Toll Bridge, immediately west of Lower Wolvercote, was so called in the earlier 16th century, presumably from tolls collected there for Godstow's fair. About 1540 it was called Stone Bridge. The bridge was rebuilt in the 16th or 17th century, of five arches, a large one in the middle and two smaller ones at either end; the work may have been carried out soon after the Dissolution, for Anthony Wood remembered a song about the breaking of Godstow bridge and cross beginning 'Godstow bridge is broken down'; the cross stood at Toll Bridge. The central arch of Toll Bridge was rebuilt in 1796 at the duke of Marlborough's expense; in 1876 the whole bridge was demolished and rebuilt by the county council, an attempt to force the University, as owners of Wolvercote mill, to carry out repairs having failed.

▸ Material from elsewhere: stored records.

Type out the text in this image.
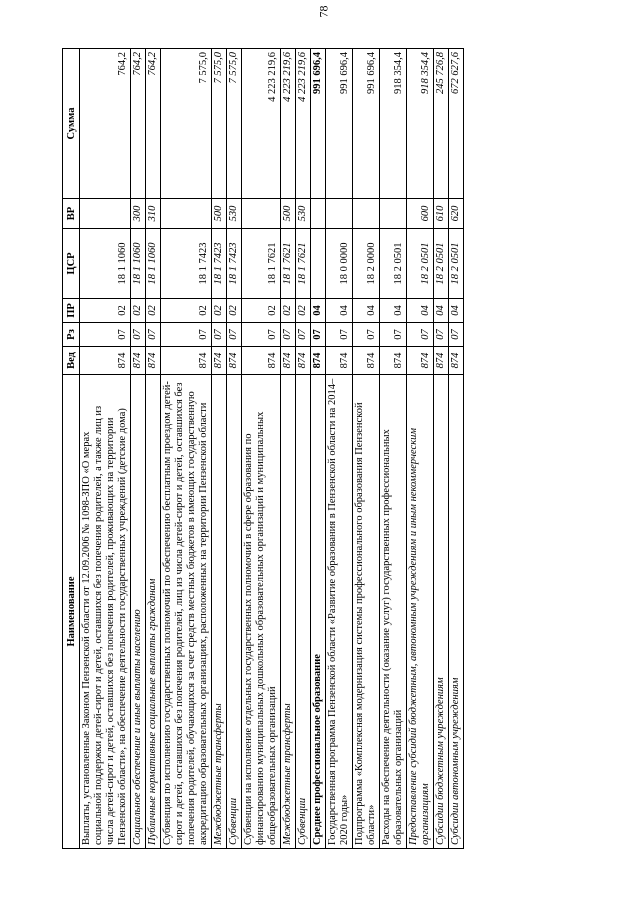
78
Наименование	Вед	Рз	ПР	ЦСР	ВР	Сумма
Выплаты, установленные Законом Пензенской области от 12.09.2006 № 1098-ЗПО «О мерах социальной поддержки детей-сирот и детей, оставшихся без попечения родителей, а также лиц из числа детей-сирот и детей, оставшихся без попечения родителей, проживающих на территории Пензенской области», на обеспечение деятельности государственных учреждений (детские дома)	874	07	02	18 1 1060		764,2
Социальное обеспечение и иные выплаты населению	874	07	02	18 1 1060	300	764,2
Публичные нормативные социальные выплаты гражданам	874	07	02	18 1 1060	310	764,2
Субвенция по исполнению государственных полномочий по обеспечению бесплатным проездом детей-сирот и детей, оставшихся без попечения родителей, лиц из числа детей-сирот и детей, оставшихся без попечения родителей, обучающихся за счет средств местных бюджетов в имеющих государственную аккредитацию образовательных организациях, расположенных на территории Пензенской области	874	07	02	18 1 7423		7 575,0
Межбюджетные трансферты	874	07	02	18 1 7423	500	7 575,0
Субвенции	874	07	02	18 1 7423	530	7 575,0
Субвенции на исполнение отдельных государственных полномочий в сфере образования по финансированию муниципальных дошкольных образовательных организаций и муниципальных общеобразовательных организаций	874	07	02	18 1 7621		4 223 219,6
Межбюджетные трансферты	874	07	02	18 1 7621	500	4 223 219,6
Субвенции	874	07	02	18 1 7621	530	4 223 219,6
Среднее профессиональное образование	874	07	04			991 696,4
Государственная программа Пензенской области «Развитие образования в Пензенской области на 2014–2020 годы»	874	07	04	18 0 0000		991 696,4
Подпрограмма «Комплексная модернизация системы профессионального образования Пензенской области»	874	07	04	18 2 0000		991 696,4
Расходы на обеспечение деятельности (оказание услуг) государственных профессиональных образовательных организаций	874	07	04	18 2 0501		918 354,4
Предоставление субсидий бюджетным, автономным учреждениям и иным некоммерческим организациям	874	07	04	18 2 0501	600	918 354,4
Субсидии бюджетным учреждениям	874	07	04	18 2 0501	610	245 726,8
Субсидии автономным учреждениям	874	07	04	18 2 0501	620	672 627,6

Wolvercote was the scene of an early flying accident in 1912 when two officers of the Royal Flying Corps were killed near Toll Bridge. They are commemorated by a large marble plaque at the north-east end of the bridge. An airfield was built on the north end of Port Meadow during the First World War, and the site was used for a short time in the Second World War as a military camp.
From: 'Wolvercote: Introduction', A History of the County of Oxford: Volume 12: Wootton Hundred (South) including Woodstock (1990), pp. 304-11. URL: http://www.british-history.ac.uk/report.asp?compid=5908. Date accessed: 20 November 2006.
And I thought it was just a bridge! It is a Bridge with History!